How-to: Use MADlib Pre-built Analytic Functions with Impala by Victor Bittorf.
From the post:
Cloudera Impala is an exciting project that unlocks interactive queries and SQL analytics on big data. Over the past few months I have been working with the Impala team to extend Impala’s analytic capabilities. Today I am happy to announce the availability of pre-built mathematical and statistical algorithms for the Impala community under a free open-source license. These pre-built algorithms combine recent theoretical techniques for shared nothing parallelization for analytics and the new user-defined aggregations (UDA) framework in Impala 1.2 in order to achieve big data scalability. This initial release has support for logistic regression, support vector machines (SVMs), and linear regression.
Having recently completed my masters degree while working in the database systems group at University of Madison Wisconsin, I’m excited to work with the Impala team on this project while I continue my research as a visiting student at Stanford. I’m going to go through some details about what we’ve implemented and how to use it.
As interest in data analytics increases, there is growing demand for deploying analytic algorithms in enterprise systems. One approach that has received much attention from researchers, engineers and data scientists is the integration of statistical data analysis into databases. One example of this is MADlib, which leverages the data-processing capabilities of an RDBMS to analyze data.

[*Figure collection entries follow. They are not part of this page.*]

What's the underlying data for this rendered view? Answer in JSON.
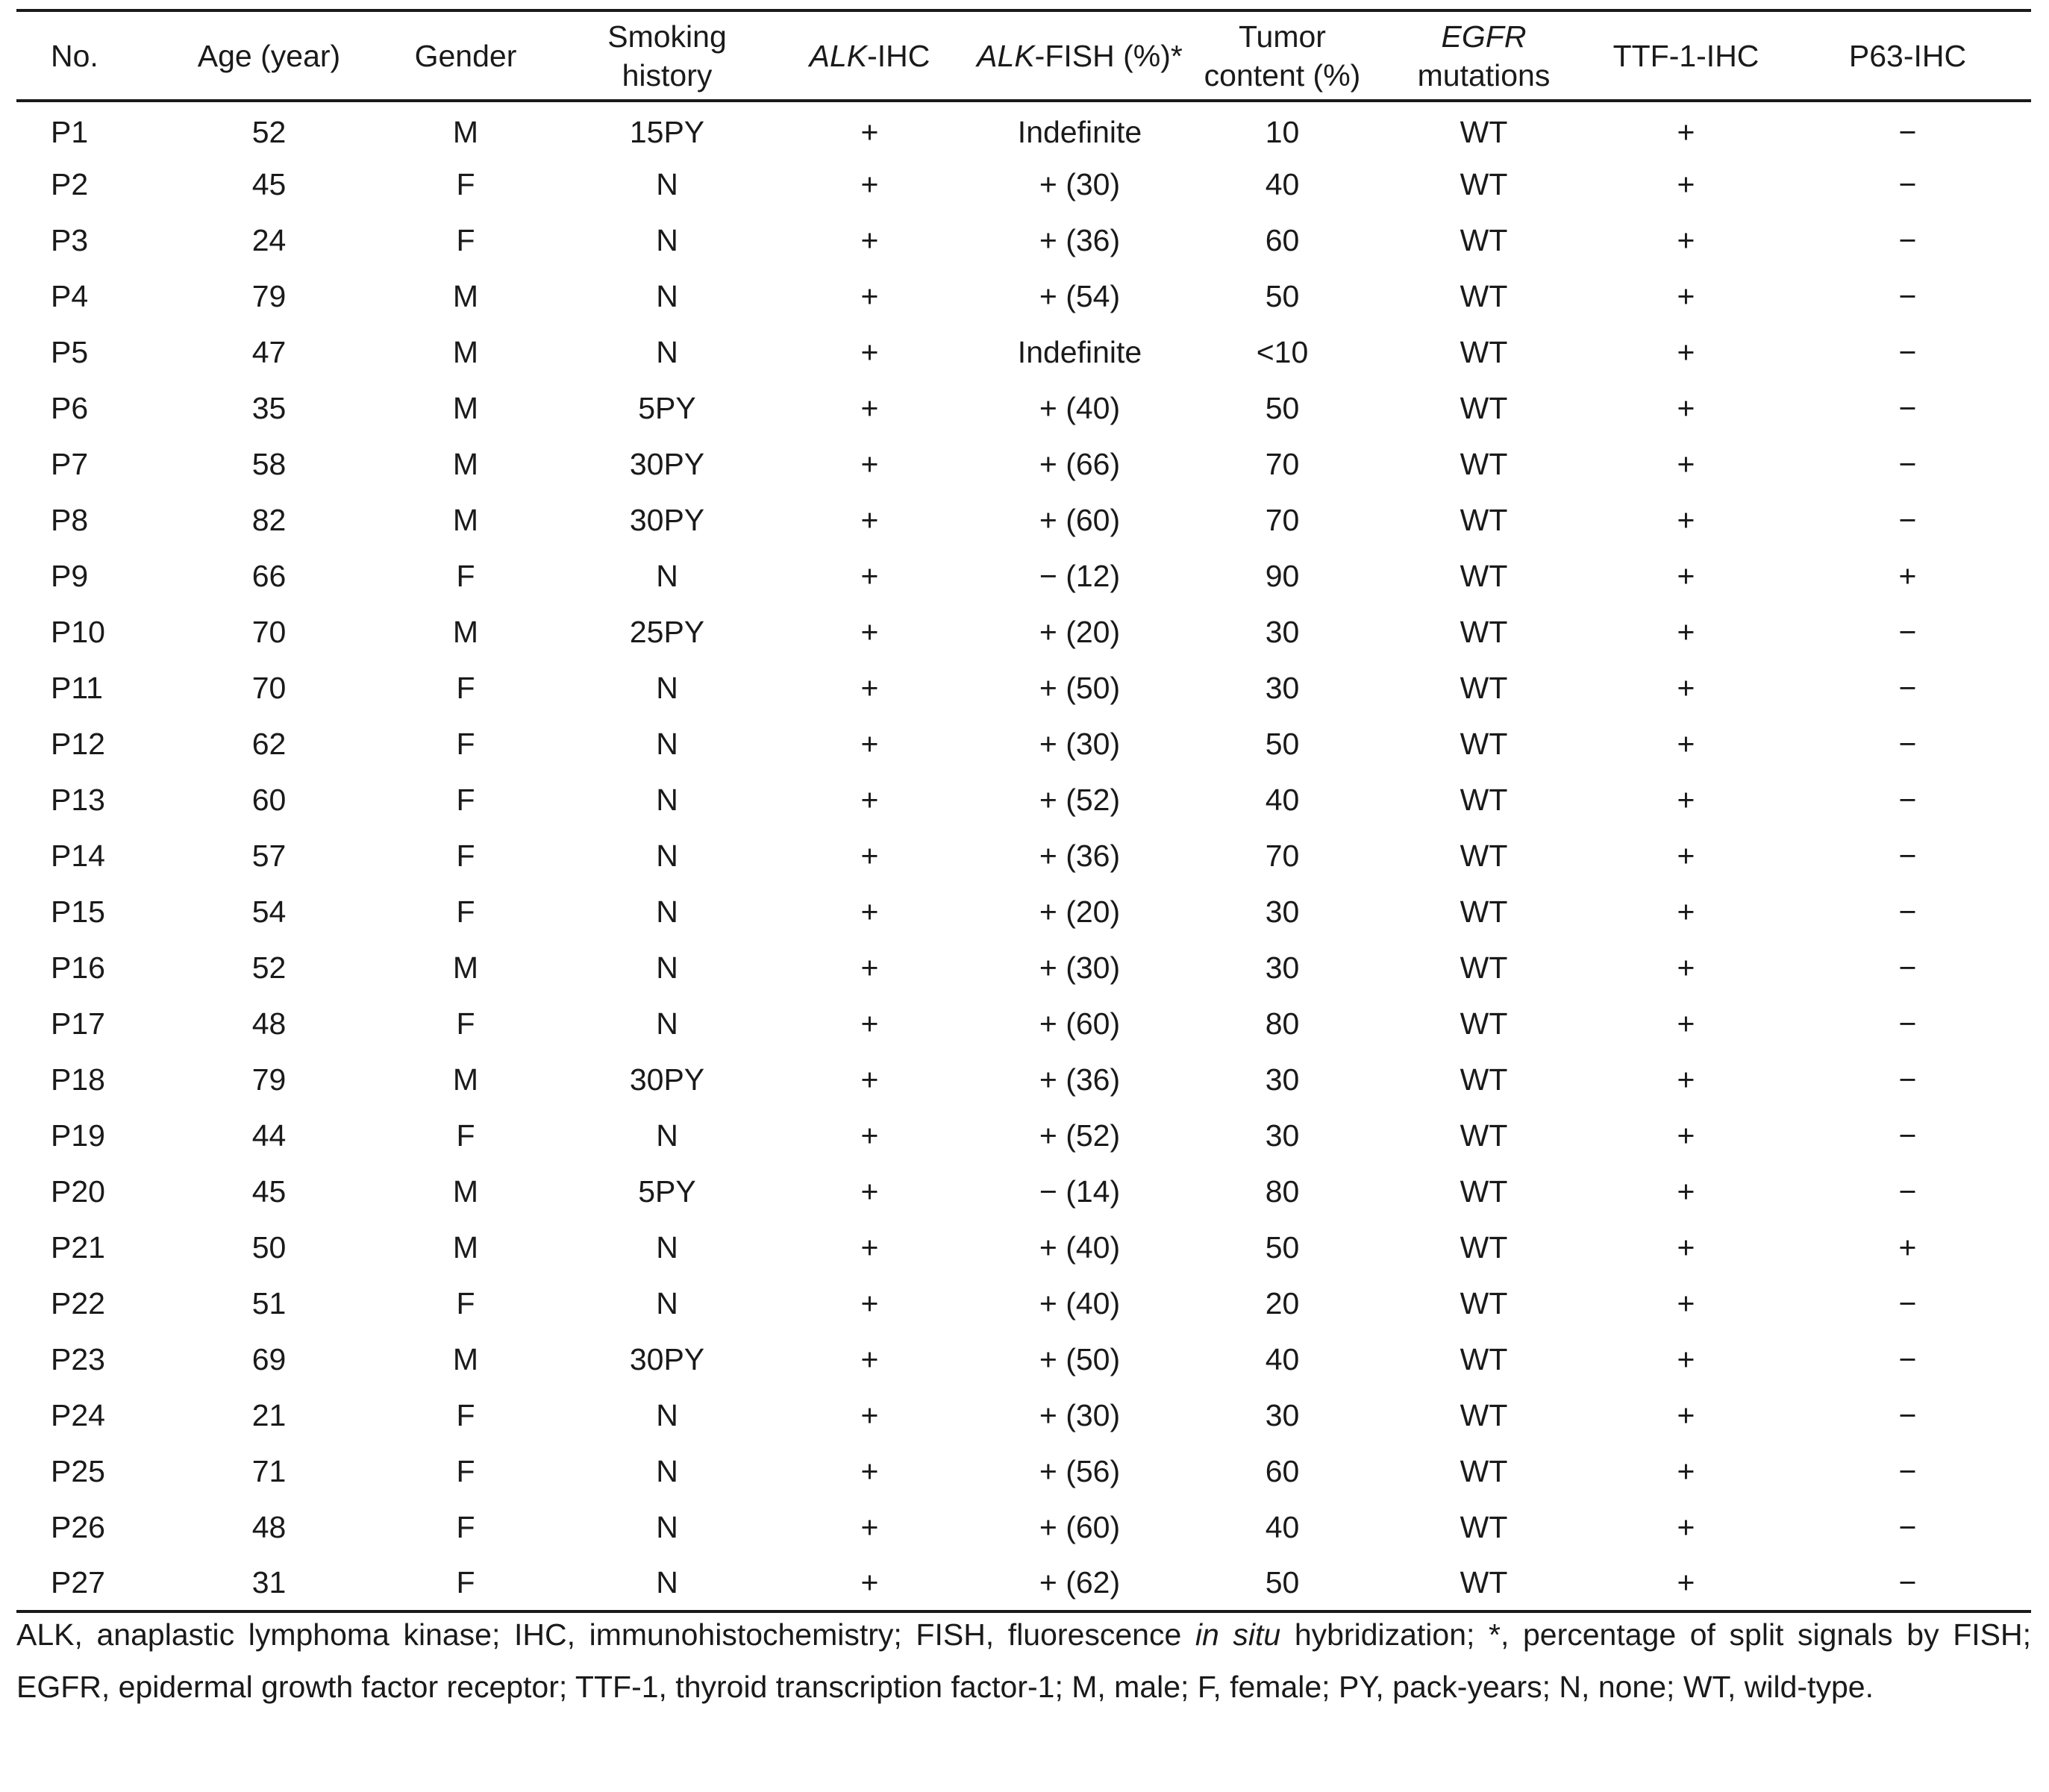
{
  "table": {
    "headers": [
      {
        "text": "No."
      },
      {
        "text": "Age (year)"
      },
      {
        "text": "Gender"
      },
      {
        "line1": "Smoking",
        "line2": "history"
      },
      {
        "it": "ALK",
        "rest": "-IHC"
      },
      {
        "it": "ALK",
        "rest": "-FISH (%)*"
      },
      {
        "line1": "Tumor",
        "line2": "content (%)"
      },
      {
        "it": "EGFR",
        "line2": "mutations"
      },
      {
        "text": "TTF-1-IHC"
      },
      {
        "text": "P63-IHC"
      }
    ],
    "rows": [
      [
        "P1",
        "52",
        "M",
        "15PY",
        "+",
        "Indefinite",
        "10",
        "WT",
        "+",
        "−"
      ],
      [
        "P2",
        "45",
        "F",
        "N",
        "+",
        "+ (30)",
        "40",
        "WT",
        "+",
        "−"
      ],
      [
        "P3",
        "24",
        "F",
        "N",
        "+",
        "+ (36)",
        "60",
        "WT",
        "+",
        "−"
      ],
      [
        "P4",
        "79",
        "M",
        "N",
        "+",
        "+ (54)",
        "50",
        "WT",
        "+",
        "−"
      ],
      [
        "P5",
        "47",
        "M",
        "N",
        "+",
        "Indefinite",
        "<10",
        "WT",
        "+",
        "−"
      ],
      [
        "P6",
        "35",
        "M",
        "5PY",
        "+",
        "+ (40)",
        "50",
        "WT",
        "+",
        "−"
      ],
      [
        "P7",
        "58",
        "M",
        "30PY",
        "+",
        "+ (66)",
        "70",
        "WT",
        "+",
        "−"
      ],
      [
        "P8",
        "82",
        "M",
        "30PY",
        "+",
        "+ (60)",
        "70",
        "WT",
        "+",
        "−"
      ],
      [
        "P9",
        "66",
        "F",
        "N",
        "+",
        "− (12)",
        "90",
        "WT",
        "+",
        "+"
      ],
      [
        "P10",
        "70",
        "M",
        "25PY",
        "+",
        "+ (20)",
        "30",
        "WT",
        "+",
        "−"
      ],
      [
        "P11",
        "70",
        "F",
        "N",
        "+",
        "+ (50)",
        "30",
        "WT",
        "+",
        "−"
      ],
      [
        "P12",
        "62",
        "F",
        "N",
        "+",
        "+ (30)",
        "50",
        "WT",
        "+",
        "−"
      ],
      [
        "P13",
        "60",
        "F",
        "N",
        "+",
        "+ (52)",
        "40",
        "WT",
        "+",
        "−"
      ],
      [
        "P14",
        "57",
        "F",
        "N",
        "+",
        "+ (36)",
        "70",
        "WT",
        "+",
        "−"
      ],
      [
        "P15",
        "54",
        "F",
        "N",
        "+",
        "+ (20)",
        "30",
        "WT",
        "+",
        "−"
      ],
      [
        "P16",
        "52",
        "M",
        "N",
        "+",
        "+ (30)",
        "30",
        "WT",
        "+",
        "−"
      ],
      [
        "P17",
        "48",
        "F",
        "N",
        "+",
        "+ (60)",
        "80",
        "WT",
        "+",
        "−"
      ],
      [
        "P18",
        "79",
        "M",
        "30PY",
        "+",
        "+ (36)",
        "30",
        "WT",
        "+",
        "−"
      ],
      [
        "P19",
        "44",
        "F",
        "N",
        "+",
        "+ (52)",
        "30",
        "WT",
        "+",
        "−"
      ],
      [
        "P20",
        "45",
        "M",
        "5PY",
        "+",
        "− (14)",
        "80",
        "WT",
        "+",
        "−"
      ],
      [
        "P21",
        "50",
        "M",
        "N",
        "+",
        "+ (40)",
        "50",
        "WT",
        "+",
        "+"
      ],
      [
        "P22",
        "51",
        "F",
        "N",
        "+",
        "+ (40)",
        "20",
        "WT",
        "+",
        "−"
      ],
      [
        "P23",
        "69",
        "M",
        "30PY",
        "+",
        "+ (50)",
        "40",
        "WT",
        "+",
        "−"
      ],
      [
        "P24",
        "21",
        "F",
        "N",
        "+",
        "+ (30)",
        "30",
        "WT",
        "+",
        "−"
      ],
      [
        "P25",
        "71",
        "F",
        "N",
        "+",
        "+ (56)",
        "60",
        "WT",
        "+",
        "−"
      ],
      [
        "P26",
        "48",
        "F",
        "N",
        "+",
        "+ (60)",
        "40",
        "WT",
        "+",
        "−"
      ],
      [
        "P27",
        "31",
        "F",
        "N",
        "+",
        "+ (62)",
        "50",
        "WT",
        "+",
        "−"
      ]
    ]
  },
  "footnote": {
    "before_italic": "ALK, anaplastic lymphoma kinase; IHC, immunohistochemistry; FISH, fluorescence ",
    "italic": "in situ",
    "after_italic": " hybridization; *, percentage of split signals by FISH; EGFR, epidermal growth factor receptor; TTF-1, thyroid transcription factor-1; M, male; F, female; PY, pack-years; N, none; WT, wild-type."
  }
}
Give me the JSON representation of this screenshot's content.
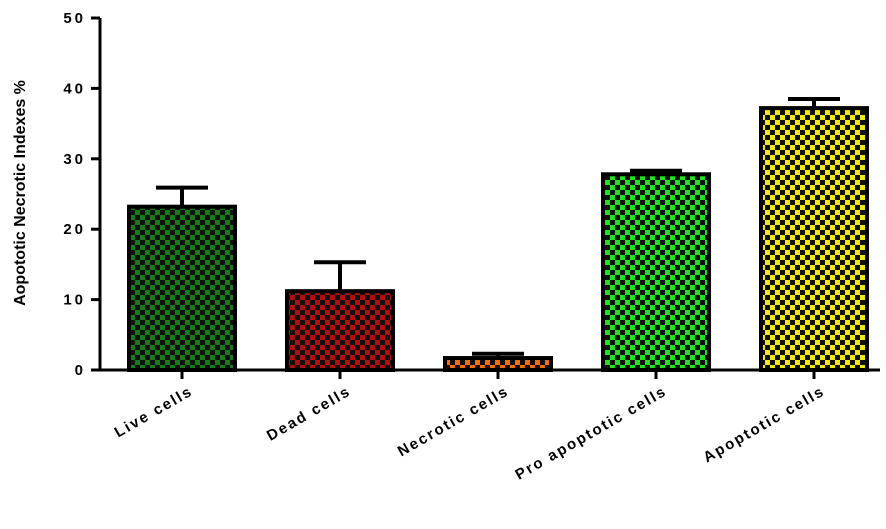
{
  "chart_data": {
    "type": "bar",
    "title": "",
    "xlabel": "",
    "ylabel": "Aopototic Necrotic Indexes %",
    "ylim": [
      0,
      50
    ],
    "yticks": [
      0,
      10,
      20,
      30,
      40,
      50
    ],
    "grid": false,
    "legend": "none",
    "categories": [
      "Live cells",
      "Dead cells",
      "Necrotic cells",
      "Pro apoptotic cells",
      "Apoptotic cells"
    ],
    "values": [
      23.2,
      11.2,
      1.7,
      27.8,
      37.2
    ],
    "error_upper": [
      2.7,
      4.1,
      0.6,
      0.5,
      1.3
    ],
    "colors": [
      "#1a7a1a",
      "#b01010",
      "#f07010",
      "#22e022",
      "#f2ea18"
    ],
    "pattern": "checkerboard"
  }
}
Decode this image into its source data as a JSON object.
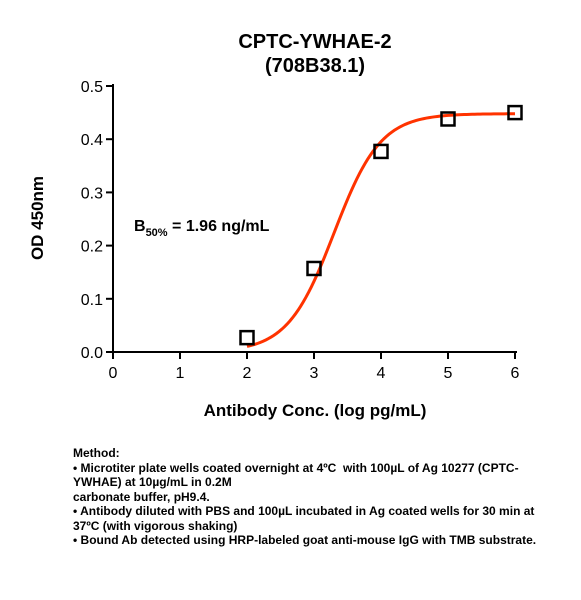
{
  "chart_data": {
    "type": "scatter",
    "title": [
      "CPTC-YWHAE-2",
      "(708B38.1)"
    ],
    "xlabel": "Antibody Conc. (log pg/mL)",
    "ylabel": "OD 450nm",
    "xlim": [
      0,
      6
    ],
    "ylim": [
      0,
      0.5
    ],
    "xticks": [
      0,
      1,
      2,
      3,
      4,
      5,
      6
    ],
    "yticks": [
      0.0,
      0.1,
      0.2,
      0.3,
      0.4,
      0.5
    ],
    "ytick_labels": [
      "0.0",
      "0.1",
      "0.2",
      "0.3",
      "0.4",
      "0.5"
    ],
    "series": [
      {
        "x": [
          2,
          3,
          4,
          5,
          6
        ],
        "y": [
          0.027,
          0.157,
          0.377,
          0.438,
          0.45
        ],
        "marker": "square",
        "color": "#000000"
      }
    ],
    "fit_curve": {
      "model": "sigmoid",
      "bottom": 0.0,
      "top": 0.448,
      "logEC50": 3.3,
      "hill": 1.25,
      "x_range": [
        2,
        6
      ],
      "color": "#ff3300"
    },
    "annotation": {
      "prefix": "B",
      "subscript": "50%",
      "text": " = 1.96 ng/mL"
    },
    "grid": false
  },
  "method": {
    "heading": "Method:",
    "lines": [
      "• Microtiter plate wells coated overnight at 4ºC  with 100µL of Ag 10277 (CPTC-YWHAE) at 10µg/mL in 0.2M",
      "carbonate buffer, pH9.4.",
      "• Antibody diluted with PBS and 100µL incubated in Ag coated wells for 30 min at 37ºC (with vigorous shaking)",
      "• Bound Ab detected using HRP-labeled goat anti-mouse IgG with TMB substrate."
    ]
  }
}
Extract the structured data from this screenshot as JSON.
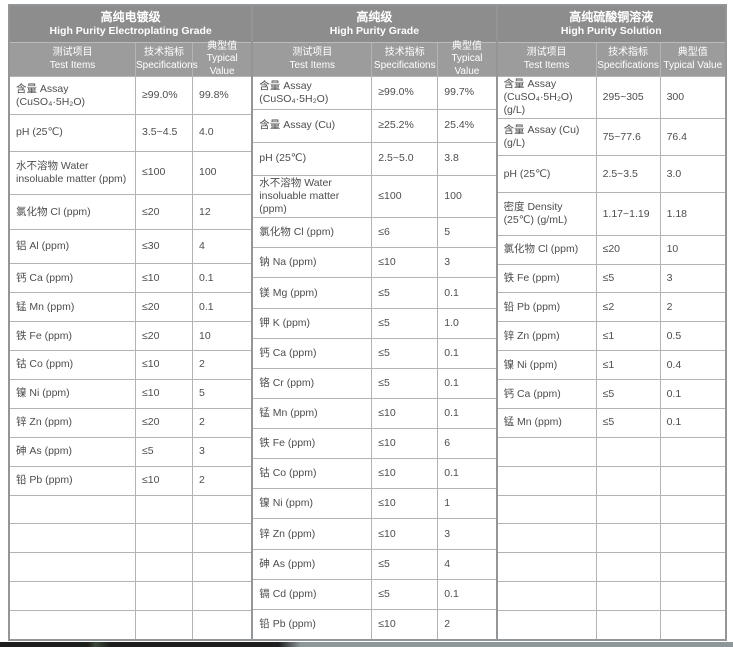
{
  "page": {
    "background": "#ffffff",
    "edge_strip": {
      "left_color": "#1e1e1e",
      "right_color": "#8d9699",
      "accent": "#3a4a3a"
    }
  },
  "table": {
    "frame_color": "#909699",
    "header_bg": "#8d8d8d",
    "subheader_bg": "#9c9c9c",
    "grid_color": "#b3b3b3",
    "text_color": "#4d4d4d",
    "header_text_color": "#ffffff",
    "sections": [
      {
        "title_zh": "高纯电镀级",
        "title_en": "High Purity Electroplating Grade",
        "columns": [
          {
            "zh": "测试项目",
            "en": "Test Items"
          },
          {
            "zh": "技术指标",
            "en": "Specifications"
          },
          {
            "zh": "典型值",
            "en": "Typical Value"
          }
        ],
        "rows": [
          {
            "item": "含量 Assay (CuSO₄·5H₂O)",
            "spec": "≥99.0%",
            "value": "99.8%"
          },
          {
            "item": "pH (25℃)",
            "spec": "3.5~4.5",
            "value": "4.0"
          },
          {
            "item": "水不溶物 Water insoluable matter (ppm)",
            "spec": "≤100",
            "value": "100"
          },
          {
            "item": "氯化物 Cl (ppm)",
            "spec": "≤20",
            "value": "12"
          },
          {
            "item": "铝 Al (ppm)",
            "spec": "≤30",
            "value": "4"
          },
          {
            "item": "钙 Ca (ppm)",
            "spec": "≤10",
            "value": "0.1"
          },
          {
            "item": "锰 Mn (ppm)",
            "spec": "≤20",
            "value": "0.1"
          },
          {
            "item": "铁 Fe (ppm)",
            "spec": "≤20",
            "value": "10"
          },
          {
            "item": "钴 Co (ppm)",
            "spec": "≤10",
            "value": "2"
          },
          {
            "item": "镍 Ni (ppm)",
            "spec": "≤10",
            "value": "5"
          },
          {
            "item": "锌 Zn (ppm)",
            "spec": "≤20",
            "value": "2"
          },
          {
            "item": "砷 As (ppm)",
            "spec": "≤5",
            "value": "3"
          },
          {
            "item": "铅 Pb (ppm)",
            "spec": "≤10",
            "value": "2"
          }
        ],
        "empty_rows": 5
      },
      {
        "title_zh": "高纯级",
        "title_en": "High Purity Grade",
        "columns": [
          {
            "zh": "测试项目",
            "en": "Test Items"
          },
          {
            "zh": "技术指标",
            "en": "Specifications"
          },
          {
            "zh": "典型值",
            "en": "Typical Value"
          }
        ],
        "rows": [
          {
            "item": "含量 Assay (CuSO₄·5H₂O)",
            "spec": "≥99.0%",
            "value": "99.7%"
          },
          {
            "item": "含量 Assay (Cu)",
            "spec": "≥25.2%",
            "value": "25.4%"
          },
          {
            "item": "pH (25℃)",
            "spec": "2.5~5.0",
            "value": "3.8"
          },
          {
            "item": "水不溶物 Water insoluable matter (ppm)",
            "spec": "≤100",
            "value": "100"
          },
          {
            "item": "氯化物 Cl (ppm)",
            "spec": "≤6",
            "value": "5"
          },
          {
            "item": "钠 Na (ppm)",
            "spec": "≤10",
            "value": "3"
          },
          {
            "item": "镁 Mg (ppm)",
            "spec": "≤5",
            "value": "0.1"
          },
          {
            "item": "钾 K (ppm)",
            "spec": "≤5",
            "value": "1.0"
          },
          {
            "item": "钙 Ca (ppm)",
            "spec": "≤5",
            "value": "0.1"
          },
          {
            "item": "铬 Cr (ppm)",
            "spec": "≤5",
            "value": "0.1"
          },
          {
            "item": "锰 Mn (ppm)",
            "spec": "≤10",
            "value": "0.1"
          },
          {
            "item": "铁 Fe (ppm)",
            "spec": "≤10",
            "value": "6"
          },
          {
            "item": "钴 Co (ppm)",
            "spec": "≤10",
            "value": "0.1"
          },
          {
            "item": "镍 Ni (ppm)",
            "spec": "≤10",
            "value": "1"
          },
          {
            "item": "锌 Zn (ppm)",
            "spec": "≤10",
            "value": "3"
          },
          {
            "item": "砷 As (ppm)",
            "spec": "≤5",
            "value": "4"
          },
          {
            "item": "镉 Cd (ppm)",
            "spec": "≤5",
            "value": "0.1"
          },
          {
            "item": "铅 Pb (ppm)",
            "spec": "≤10",
            "value": "2"
          }
        ],
        "empty_rows": 0
      },
      {
        "title_zh": "高纯硫酸铜溶液",
        "title_en": "High Purity Solution",
        "columns": [
          {
            "zh": "测试项目",
            "en": "Test Items"
          },
          {
            "zh": "技术指标",
            "en": "Specifications"
          },
          {
            "zh": "典型值",
            "en": "Typical Value"
          }
        ],
        "rows": [
          {
            "item": "含量 Assay (CuSO₄·5H₂O) (g/L)",
            "spec": "295~305",
            "value": "300"
          },
          {
            "item": "含量 Assay (Cu) (g/L)",
            "spec": "75~77.6",
            "value": "76.4"
          },
          {
            "item": "pH (25℃)",
            "spec": "2.5~3.5",
            "value": "3.0"
          },
          {
            "item": "密度 Density (25℃) (g/mL)",
            "spec": "1.17~1.19",
            "value": "1.18"
          },
          {
            "item": "氯化物 Cl (ppm)",
            "spec": "≤20",
            "value": "10"
          },
          {
            "item": "铁 Fe (ppm)",
            "spec": "≤5",
            "value": "3"
          },
          {
            "item": "铅 Pb (ppm)",
            "spec": "≤2",
            "value": "2"
          },
          {
            "item": "锌 Zn (ppm)",
            "spec": "≤1",
            "value": "0.5"
          },
          {
            "item": "镍 Ni (ppm)",
            "spec": "≤1",
            "value": "0.4"
          },
          {
            "item": "钙 Ca (ppm)",
            "spec": "≤5",
            "value": "0.1"
          },
          {
            "item": "锰 Mn (ppm)",
            "spec": "≤5",
            "value": "0.1"
          }
        ],
        "empty_rows": 7
      }
    ]
  }
}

Victor walks through several examples of data analytics but for those of you who want to cut to the chase:
This package uses UDAs and UDFs when training and evaluating analytic models. While all of these tasks can be done in pure SQL using the Impala shell, we’ve put together some front-end scripts to streamline the process. The source code for the UDAs, UDFs, and scripts are all on GitHub.
Usual cautions apply: The results of your script or model may or may not have any resemblance to “facts” as experienced by others.